Role of Impaired Glycolysis in Perturbations of Amino Acid Metabolism in Diabetes Mellitus.

The most frequent alterations in plasma amino acid concentrations in type 1 and type 2 diabetes are decreased L-serine and increased branched-chain amino acid (BCAA; valine, leucine, and isoleucine) levels. The likely cause of L-serine deficiency is decreased synthesis of 3-phosphoglycerate, the main endogenous precursor of L-serine, due to impaired glycolysis. The BCAA levels increase due to decreased supply of pyruvate and oxaloacetate from glycolysis, enhanced supply of NADH + H+ from beta-oxidation, and subsequent decrease in the flux through the citric acid cycle in muscles.

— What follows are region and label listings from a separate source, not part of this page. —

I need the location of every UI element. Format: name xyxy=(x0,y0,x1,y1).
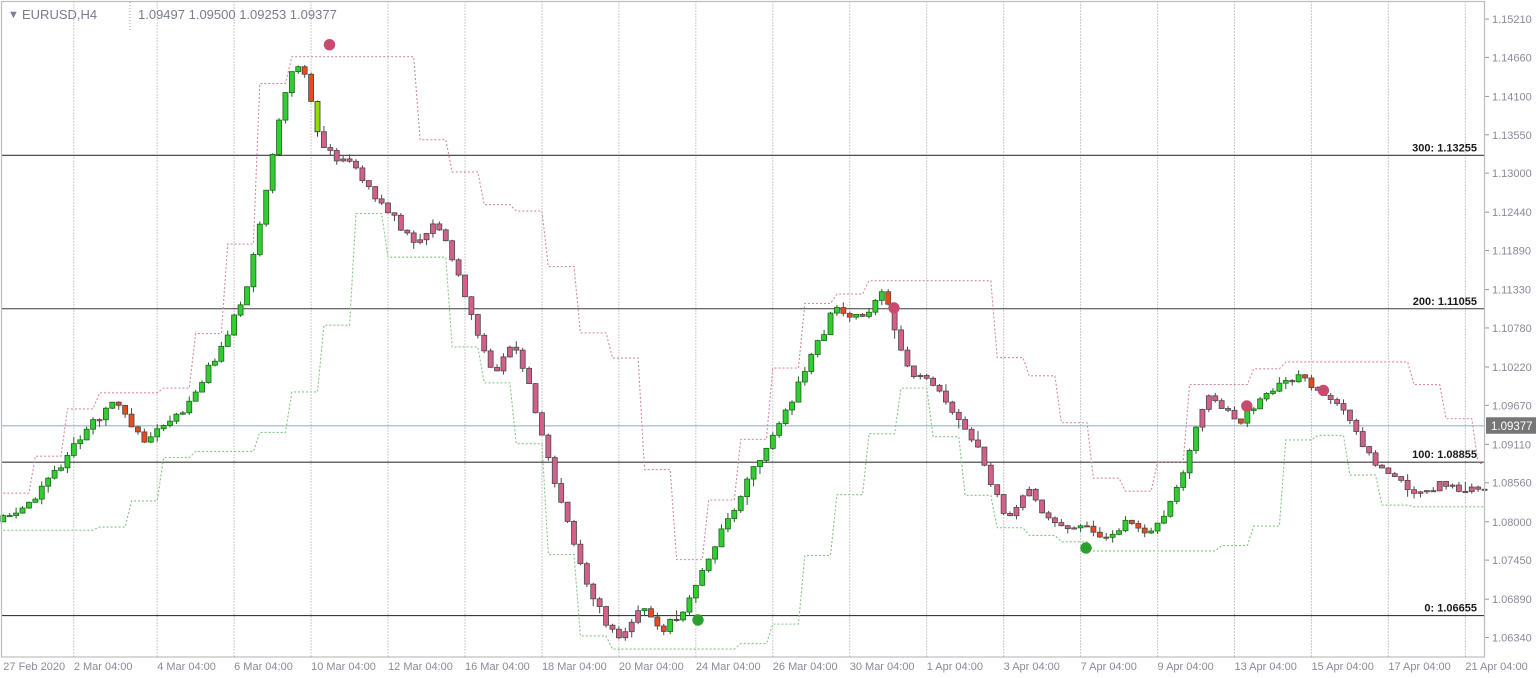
svg-text:17 Apr 04:00: 17 Apr 04:00 xyxy=(1388,661,1450,673)
svg-text:6 Mar 04:00: 6 Mar 04:00 xyxy=(234,661,293,673)
svg-text:20 Mar 04:00: 20 Mar 04:00 xyxy=(619,661,684,673)
svg-text:1.08560: 1.08560 xyxy=(1492,478,1532,490)
svg-text:0: 1.06655: 0: 1.06655 xyxy=(1424,603,1477,615)
svg-text:1.10220: 1.10220 xyxy=(1492,362,1532,374)
svg-text:13 Apr 04:00: 13 Apr 04:00 xyxy=(1234,661,1296,673)
svg-text:1.10780: 1.10780 xyxy=(1492,323,1532,335)
svg-text:9 Apr 04:00: 9 Apr 04:00 xyxy=(1158,661,1214,673)
svg-text:12 Mar 04:00: 12 Mar 04:00 xyxy=(388,661,453,673)
svg-text:1.09377: 1.09377 xyxy=(1491,421,1533,433)
svg-text:2 Mar 04:00: 2 Mar 04:00 xyxy=(74,661,133,673)
svg-text:21 Apr 04:00: 21 Apr 04:00 xyxy=(1465,661,1527,673)
svg-text:200: 1.11055: 200: 1.11055 xyxy=(1413,296,1477,308)
svg-text:1.06340: 1.06340 xyxy=(1492,633,1532,645)
svg-text:4 Mar 04:00: 4 Mar 04:00 xyxy=(157,661,216,673)
svg-text:EURUSD,H4: EURUSD,H4 xyxy=(22,7,97,22)
svg-text:18 Mar 04:00: 18 Mar 04:00 xyxy=(542,661,607,673)
svg-text:1.14100: 1.14100 xyxy=(1492,91,1532,103)
svg-text:1.06890: 1.06890 xyxy=(1492,594,1532,606)
svg-text:1.14660: 1.14660 xyxy=(1492,52,1532,64)
svg-text:1.12440: 1.12440 xyxy=(1492,207,1532,219)
svg-text:7 Apr 04:00: 7 Apr 04:00 xyxy=(1081,661,1137,673)
svg-text:16 Mar 04:00: 16 Mar 04:00 xyxy=(465,661,530,673)
svg-text:26 Mar 04:00: 26 Mar 04:00 xyxy=(773,661,838,673)
svg-text:10 Mar 04:00: 10 Mar 04:00 xyxy=(311,661,376,673)
svg-text:1.08000: 1.08000 xyxy=(1492,517,1532,529)
svg-text:1.11890: 1.11890 xyxy=(1492,246,1531,258)
svg-text:▼: ▼ xyxy=(8,9,19,21)
svg-text:3 Apr 04:00: 3 Apr 04:00 xyxy=(1004,661,1060,673)
svg-text:27 Feb 2020: 27 Feb 2020 xyxy=(3,661,65,673)
svg-text:1.09670: 1.09670 xyxy=(1492,400,1532,412)
svg-text:100: 1.08855: 100: 1.08855 xyxy=(1412,449,1477,461)
svg-text:1 Apr 04:00: 1 Apr 04:00 xyxy=(927,661,983,673)
svg-text:30 Mar 04:00: 30 Mar 04:00 xyxy=(850,661,915,673)
svg-text:300: 1.13255: 300: 1.13255 xyxy=(1412,142,1477,154)
svg-text:1.15210: 1.15210 xyxy=(1492,14,1532,26)
svg-text:15 Apr 04:00: 15 Apr 04:00 xyxy=(1311,661,1373,673)
svg-text:1.13550: 1.13550 xyxy=(1492,130,1532,142)
svg-text:1.07450: 1.07450 xyxy=(1492,555,1532,567)
svg-text:1.09110: 1.09110 xyxy=(1492,439,1531,451)
svg-text:24 Mar 04:00: 24 Mar 04:00 xyxy=(696,661,761,673)
svg-text:1.09497 1.09500 1.09253 1.0937: 1.09497 1.09500 1.09253 1.09377 xyxy=(138,7,337,22)
svg-text:1.13000: 1.13000 xyxy=(1492,168,1532,180)
svg-text:1.11330: 1.11330 xyxy=(1492,285,1531,297)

These alterations decrease the supply of α-ketoglutarate for BCAA transamination and the activity of branched-chain keto acid dehydrogenase, the rate-limiting enzyme in BCAA catabolism. L-serine deficiency contributes to decreased synthesis of phospholipids and increased synthesis of deoxysphinganines, which play a role in diabetic neuropathy, impaired homocysteine disposal, and glycine deficiency. Enhanced BCAA levels contribute to increased levels of aromatic amino acids (phenylalanine, tyrosine, and tryptophan), insulin resistance, and accumulation of various metabolites, whose influence on diabetes progression is not clear. It is concluded that amino acid concentrations should be monitored in patients with diabetes, and systematic investigation is needed to examine the effects of L-serine and glycine supplementation on diabetes progression when these amino acids are decreased.